Workers do have a side, and an interest, in seeing such attacks (which are palpable in the government's aggressive demands for blood and sackings at the BBC, threats to interfere in the process of renewal of the BBC's charter, etc) defeated and the Hutton whitewash comprehensively shattered. Hence the actions of BBC workers in protesting these attacks, and indeed of officials like Greg Dyke in taking on Blair and Hutton over these Orwellian lies and in defence of some measure of press and broadcasting freedom, deserve our critical solidarity.
Indeed, this in large measure is why many bourgeois figures are worrying out loud that Hutton will prove counterproductive. It may bring discredit on the judiciary and the judicial system, they muse. Well they might!
The fact that the government is able to appoint a judge, a supposedly independent arbitrator, to investigate itself is blatantly anti-democratic. Judges of course are drawn mainly from the most privileged social layers; they are selected for their loyalty to the established order and their general social conservatism. They are also official representatives of the crown. This is particularly true of the law lords - judicial appeals to the House of Lords are designated in legal terms as appeals to the monarch herself. In reality the law lords are simply specialised representatives of the monarch who carry out these functions on a day-to-day basis.
And, of course, what is particularly grotesque about this recent example of judicial-governmental shenanigans is the fact that the key decisions about the tenor of the report into this governmental intelligence scandal were made by one unelected, unaccountable individual - Hutton.
That is why our Draft programme demands that all judges "be subject to election and recall." Moreover, all investigations into government-state wrongdoing should "carried out in complete openness" and be judged by juries made up of ordinary working people. Judges should be there only to advise on technical-legal matters, not to decide the verdict. This is certainly how the wider inquiry into WMDs and the whole Iraq war that the majority of the population now supports, according to opinion polls, ought to be carried out. And if the government persists in rejecting such a basic democratic demand the Stop the War Coalition is well placed to take the initiative and establish a people's enquiry of its own.

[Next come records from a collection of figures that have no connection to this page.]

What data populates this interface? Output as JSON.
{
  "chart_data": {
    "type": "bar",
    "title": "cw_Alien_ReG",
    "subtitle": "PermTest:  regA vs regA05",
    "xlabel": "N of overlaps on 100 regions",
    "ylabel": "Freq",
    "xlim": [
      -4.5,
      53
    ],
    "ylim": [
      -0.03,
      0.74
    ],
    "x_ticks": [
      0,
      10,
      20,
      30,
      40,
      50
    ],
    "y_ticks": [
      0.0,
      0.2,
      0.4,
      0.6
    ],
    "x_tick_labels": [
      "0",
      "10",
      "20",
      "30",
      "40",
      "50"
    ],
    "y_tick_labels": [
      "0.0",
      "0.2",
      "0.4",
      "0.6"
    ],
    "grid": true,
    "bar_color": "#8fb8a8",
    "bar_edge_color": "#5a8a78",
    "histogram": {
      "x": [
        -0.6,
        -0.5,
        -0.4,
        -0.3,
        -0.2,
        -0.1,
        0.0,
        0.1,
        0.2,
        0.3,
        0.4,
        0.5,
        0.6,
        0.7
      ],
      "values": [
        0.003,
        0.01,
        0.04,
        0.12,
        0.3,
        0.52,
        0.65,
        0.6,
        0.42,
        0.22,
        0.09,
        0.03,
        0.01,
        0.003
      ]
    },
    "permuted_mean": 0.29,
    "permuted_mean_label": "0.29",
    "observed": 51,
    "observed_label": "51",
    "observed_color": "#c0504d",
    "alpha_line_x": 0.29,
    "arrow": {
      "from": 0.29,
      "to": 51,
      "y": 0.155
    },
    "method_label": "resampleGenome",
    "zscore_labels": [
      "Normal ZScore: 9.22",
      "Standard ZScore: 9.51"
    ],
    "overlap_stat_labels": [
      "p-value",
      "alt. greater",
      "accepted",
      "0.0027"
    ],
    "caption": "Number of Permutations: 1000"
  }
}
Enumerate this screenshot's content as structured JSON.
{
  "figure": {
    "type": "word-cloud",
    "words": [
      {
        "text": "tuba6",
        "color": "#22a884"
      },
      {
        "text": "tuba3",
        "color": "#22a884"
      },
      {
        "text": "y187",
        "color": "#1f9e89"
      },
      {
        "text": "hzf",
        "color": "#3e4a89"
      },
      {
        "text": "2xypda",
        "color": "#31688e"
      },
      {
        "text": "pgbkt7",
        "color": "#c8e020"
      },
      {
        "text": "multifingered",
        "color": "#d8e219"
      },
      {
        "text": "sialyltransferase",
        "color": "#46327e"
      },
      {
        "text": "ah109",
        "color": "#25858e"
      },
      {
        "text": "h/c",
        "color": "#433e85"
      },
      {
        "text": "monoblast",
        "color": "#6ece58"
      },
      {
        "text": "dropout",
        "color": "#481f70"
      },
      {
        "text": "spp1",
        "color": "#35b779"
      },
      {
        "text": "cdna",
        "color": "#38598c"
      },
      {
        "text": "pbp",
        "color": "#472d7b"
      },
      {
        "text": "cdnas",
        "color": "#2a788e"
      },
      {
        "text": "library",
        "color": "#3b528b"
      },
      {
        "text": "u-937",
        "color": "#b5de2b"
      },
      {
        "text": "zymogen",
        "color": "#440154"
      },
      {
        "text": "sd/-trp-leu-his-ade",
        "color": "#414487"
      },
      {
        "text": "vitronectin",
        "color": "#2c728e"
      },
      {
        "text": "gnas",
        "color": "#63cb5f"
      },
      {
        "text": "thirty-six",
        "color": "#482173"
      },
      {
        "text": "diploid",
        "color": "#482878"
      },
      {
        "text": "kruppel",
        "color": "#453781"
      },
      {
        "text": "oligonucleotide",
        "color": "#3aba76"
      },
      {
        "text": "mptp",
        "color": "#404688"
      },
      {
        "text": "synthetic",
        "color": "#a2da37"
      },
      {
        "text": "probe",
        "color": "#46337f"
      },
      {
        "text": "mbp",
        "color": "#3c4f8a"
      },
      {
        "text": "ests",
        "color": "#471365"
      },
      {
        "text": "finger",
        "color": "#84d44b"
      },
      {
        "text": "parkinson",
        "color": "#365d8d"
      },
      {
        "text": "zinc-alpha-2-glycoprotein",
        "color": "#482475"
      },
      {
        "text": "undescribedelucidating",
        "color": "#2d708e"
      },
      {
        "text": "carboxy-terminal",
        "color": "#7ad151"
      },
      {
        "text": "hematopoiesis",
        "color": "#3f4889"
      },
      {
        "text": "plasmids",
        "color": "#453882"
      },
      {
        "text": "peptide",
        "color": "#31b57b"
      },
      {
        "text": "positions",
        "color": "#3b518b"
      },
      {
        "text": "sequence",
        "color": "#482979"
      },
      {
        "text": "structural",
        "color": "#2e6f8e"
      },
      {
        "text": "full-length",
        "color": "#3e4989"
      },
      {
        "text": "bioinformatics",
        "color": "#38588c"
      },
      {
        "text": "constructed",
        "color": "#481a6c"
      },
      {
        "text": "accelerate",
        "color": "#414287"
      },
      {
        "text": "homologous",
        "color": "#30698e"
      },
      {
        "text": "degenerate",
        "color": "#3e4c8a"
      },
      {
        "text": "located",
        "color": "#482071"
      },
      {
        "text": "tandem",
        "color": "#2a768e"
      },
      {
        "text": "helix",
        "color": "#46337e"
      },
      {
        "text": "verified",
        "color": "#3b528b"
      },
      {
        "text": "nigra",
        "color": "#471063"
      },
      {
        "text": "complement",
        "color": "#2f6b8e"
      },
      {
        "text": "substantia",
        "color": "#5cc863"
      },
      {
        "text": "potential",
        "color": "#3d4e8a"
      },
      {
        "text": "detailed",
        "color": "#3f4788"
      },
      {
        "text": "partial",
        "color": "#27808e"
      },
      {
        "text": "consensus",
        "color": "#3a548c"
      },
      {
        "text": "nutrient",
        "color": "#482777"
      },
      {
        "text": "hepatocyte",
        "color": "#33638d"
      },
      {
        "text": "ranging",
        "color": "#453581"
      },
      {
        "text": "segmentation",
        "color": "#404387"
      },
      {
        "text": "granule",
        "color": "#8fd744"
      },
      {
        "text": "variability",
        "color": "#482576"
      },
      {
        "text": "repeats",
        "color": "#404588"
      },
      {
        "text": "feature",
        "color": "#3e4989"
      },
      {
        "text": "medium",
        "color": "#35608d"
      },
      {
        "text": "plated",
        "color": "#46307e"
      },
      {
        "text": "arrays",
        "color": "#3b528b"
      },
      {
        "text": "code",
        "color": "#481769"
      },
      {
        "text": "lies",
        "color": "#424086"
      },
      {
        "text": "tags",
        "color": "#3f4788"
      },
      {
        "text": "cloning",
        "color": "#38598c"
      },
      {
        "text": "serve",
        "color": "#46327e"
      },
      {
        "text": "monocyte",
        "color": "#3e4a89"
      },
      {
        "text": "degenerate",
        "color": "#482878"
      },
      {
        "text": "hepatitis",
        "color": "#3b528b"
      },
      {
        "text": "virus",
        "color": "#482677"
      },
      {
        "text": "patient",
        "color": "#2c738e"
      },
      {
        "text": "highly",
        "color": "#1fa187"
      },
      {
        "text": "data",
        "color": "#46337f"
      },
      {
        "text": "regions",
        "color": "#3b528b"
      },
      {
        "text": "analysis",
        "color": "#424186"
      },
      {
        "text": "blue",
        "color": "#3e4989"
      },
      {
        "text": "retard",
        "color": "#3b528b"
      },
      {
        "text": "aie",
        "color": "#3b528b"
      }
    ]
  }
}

With Hutton, the massive democratic deficit in British society has once again been thrust centre-stage. In this regard, it is doubly unfortunate that the principle of republicanism - abolition of the monarchy, privy council, the House of Lords, law lords, etc - which concretely targets the anti-democratic institutions that underpin the British state, was voted down by the Socialist Workers Party majority at the Respect founding convention last week. An own goal if ever there was one.